Closed Bug 454184 Opened 16 years ago Closed 15 years ago

Implement eval caching

Categories

(Core :: JavaScript Engine, enhancement, P2)

enhancement

Tracking

()

RESOLVED FIXED
mozilla1.9.2a1

People

(Reporter: jeresig, Assigned: brendan)

References

Details

(Keywords: perf, testcase, Whiteboard: fixed1.9.1 fixed-in-tracemonkey)

Attachments

(3 files, 12 obsolete files)

227 bytes, text/plain
Details
627 bytes, text/plain
Details
25.96 KB, patch
brendan
: review+
Details | Diff | Splinter Review
Both Chrome and WebKit are now starting to cache evals (WebKit is doing it for eval's that are less than 256 characters long).

More details:
 - http://code.google.com/p/v8/source/detail?r=173
 - https://bugs.webkit.org/show_bug.cgi?id=20718

The WebKit bug is especially interesting:

"The date-format-tofte test could benefit from an eval code cache, whereby code
for the same string eval'd in the same context is retained so that repeated
evals can skip parsing and compilation. Bleeding-edge V8 includes a similar
idea.

It turns out that real sites benefit from this as well. Google spreadsheets,
GMail, Slate and Digg all get hits on this cache, between 2 and 100 depending
on the site. I also tested that in the miss case there is no measurable
slowdown.

The attached patch is a 1.052x speedup on SunSpider relative to trunk."
Blocks: 117611
Oh - and they only cache up to 64 entries at a time. This will definitely speed up SunSpider - and theoretically some web sites - but it's still probably a matter of "writing to the test."
Currently the compiled eval code inherently depends on the scope chain so wit caching it would not be possible to reuse the eval compiled, say, in one frame, with the eval invoked with the same string in another frame.

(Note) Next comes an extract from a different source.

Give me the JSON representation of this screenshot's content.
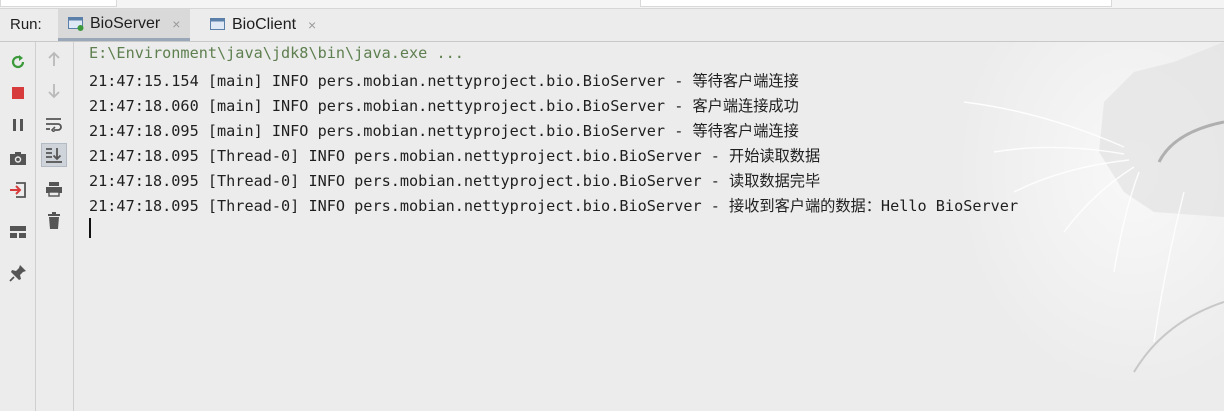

It would be interesting to see if making short eval code sharable would offset the drawbacks like less opportunities to optimize the eval code for the geven context.
I wonder if those scope-chain dependencies can be captured in the shape of the scope chain head.
(In reply to comment #3)
> I wonder if those scope-chain dependencies can be captured in the shape of the
> scope chain head.

Sure they can, but my hypothesis is that reusing eval scripts for different scope shapes but the same string would make things faster.
I'd be a _little_ surprised if we saw same-string evals in many different contexts (and it sounds from the webkit bug description like they don't try to reuse across contexts either), but I guess it's worth measuring.
Severity: normal → enhancement
Keywords: perf
Attached patch couldn't sleep (obsolete) — Splinter Review
We had the storage for the eval cache already, via scriptsToGC and u.nextToGC added to preserve property cache validity last August. This saves 5491 out of 5500 eval compilations (5491 needless recompilations) for date-format-tofte.js.

/be
Assignee: general → brendan
Status: NEW → ASSIGNED
Attachment #358721 - Flags: review?(gal)
Make hay while the sun doth shine, to quote from G&S ("Yeoman", I think).

/be
Flags: wanted1.9.1?
Priority: -- → P2
Target Milestone: --- → mozilla1.9.1b3
Attached patch awake now (obsolete) — Splinter Review
Attachment #358721 - Attachment is obsolete: true
Attachment #358722 - Flags: review?(gal)
Attachment #358721 - Flags: review?(gal)
Comment on attachment 358722 [details] [diff] [review]
awake now

>+#ifdef DEBUG_brendaneich
>+# define JS_EVAL_CACHE_METERING 1
>+#endif

Sure you want to commit this?

>+#ifdef JS_EVAL_CACHE_METERING
>+# define JS_DECLARE_EVAL_CACHE_METERING struct { uint32 probe, hit; } evalCacheMeter;
>+#else
>+# define JS_DECLARE_EVAL_CACHE_METERING /* nothing */
>+#endif

In general I wouldn't mind all (not just this one) the metering on in DEBUG mode, but thats for another patch.

>+/* Number of scriptToGC to search for the eval cache . */
>+#ifndef JS_EVAL_CACHE_LIMIT
>+# define JS_EVAL_CACHE_LIMIT    16
>+#endif

Is the 16 gut feeling or is it the sweet spot based on metering SS?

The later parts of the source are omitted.